En principe, notre approche du problème nucléaire de la Corée
du Nord est semblable à celle des Etats-Unis, nous intensifions
notre coopération sur l'Afghanistan. Le corridor nécessaire pour
faire parvenir les cargaisons militaires en Afghanistan via la
Russie s'élargira. En outre, Moscou insiste sur son accès à la
recherche des moyens de régler le problème afghan dans le cadre
de l'Otan, et elle l'aura probablement. A en juger par la visite
d'Hillary Clinton, l'Iran et le bouclier antimissile restent les
principaux problèmes dans nos rapports. L'essentiel est de
savoir combien cela durera. Nous nous trouvons en état de
"semi-redémarrage" déjà depuis 8 mois qui ont suivi son annonce
en mars. Bien entendu, cela ne peut durer longtemps.

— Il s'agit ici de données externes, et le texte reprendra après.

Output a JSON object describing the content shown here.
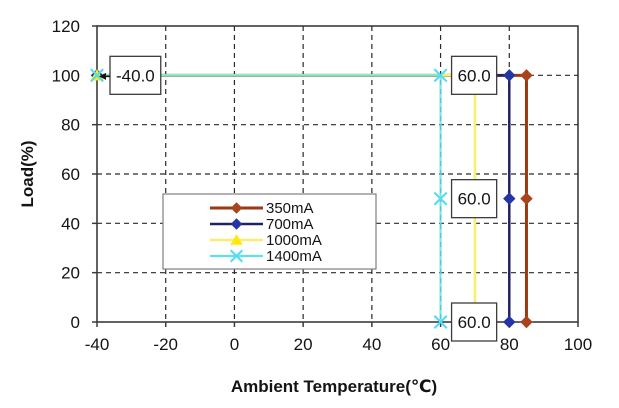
{
  "chart_data": {
    "type": "line",
    "title": "",
    "xlabel": "Ambient Temperature(℃)",
    "ylabel": "Load(%)",
    "xlim": [
      -40,
      100
    ],
    "ylim": [
      0,
      120
    ],
    "xticks": [
      -40,
      -20,
      0,
      20,
      40,
      60,
      80,
      100
    ],
    "yticks": [
      0,
      20,
      40,
      60,
      80,
      100,
      120
    ],
    "grid": {
      "style": "dashed",
      "color": "#2a2a2a"
    },
    "plot_border_color": "#3c3c3c",
    "background": "#ffffff",
    "series": [
      {
        "name": "350mA",
        "color": "#9B3A12",
        "marker": "diamond",
        "marker_color": "#A8431C",
        "line_width": 3,
        "points": [
          [
            -40,
            100
          ],
          [
            85,
            100
          ],
          [
            85,
            50
          ],
          [
            85,
            0
          ]
        ]
      },
      {
        "name": "700mA",
        "color": "#22225E",
        "marker": "diamond",
        "marker_color": "#2535A5",
        "line_width": 2.5,
        "points": [
          [
            -40,
            100
          ],
          [
            80,
            100
          ],
          [
            80,
            50
          ],
          [
            80,
            0
          ]
        ]
      },
      {
        "name": "1000mA",
        "color": "#F9EF6E",
        "marker": "triangle",
        "marker_color": "#FFE90C",
        "line_width": 2.6,
        "points": [
          [
            -40,
            100
          ],
          [
            70,
            100
          ],
          [
            70,
            50
          ],
          [
            70,
            0
          ]
        ]
      },
      {
        "name": "1400mA",
        "color": "#5FE0F2",
        "marker": "x",
        "marker_color": "#55DCEF",
        "line_width": 2.2,
        "line_opacity": 0.85,
        "points": [
          [
            -40,
            100
          ],
          [
            60,
            100
          ],
          [
            60,
            50
          ],
          [
            60,
            0
          ]
        ]
      }
    ],
    "data_labels": [
      {
        "text": "-40.0",
        "x": -40,
        "y": 100,
        "leader": true
      },
      {
        "text": "60.0",
        "x": 60,
        "y": 100
      },
      {
        "text": "60.0",
        "x": 60,
        "y": 50
      },
      {
        "text": "60.0",
        "x": 60,
        "y": 0
      }
    ],
    "legend": {
      "position": "inside-left-center",
      "entries": [
        "350mA",
        "700mA",
        "1000mA",
        "1400mA"
      ]
    }
  }
}
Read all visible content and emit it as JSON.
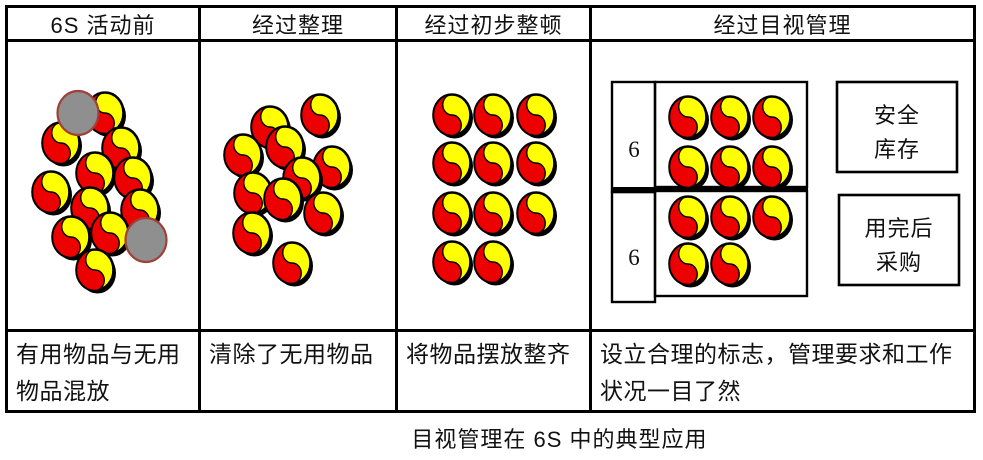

En fin de compte, la patience d'une des parties viendra à
bout. Pour l'instant, il semble que le "redémarrage" né, si l'on
s'en souvient, avec une faute linguistique (en mars dernier,
Hillary Clinton a offert à Sergueï Lavrov le fameux bouton
symbolique avec l'inscription "redémarrage") ne s'
apprête nullement à en devenir une correction active.
Parfois, il semble même que Washington interprète ce terme
autrement que la Russie et qu'il attend de Moscou non pas le
"redémarrage", mais une "nouvelle orientation".
Ce texte n'engage que la responsabilité de l'auteur.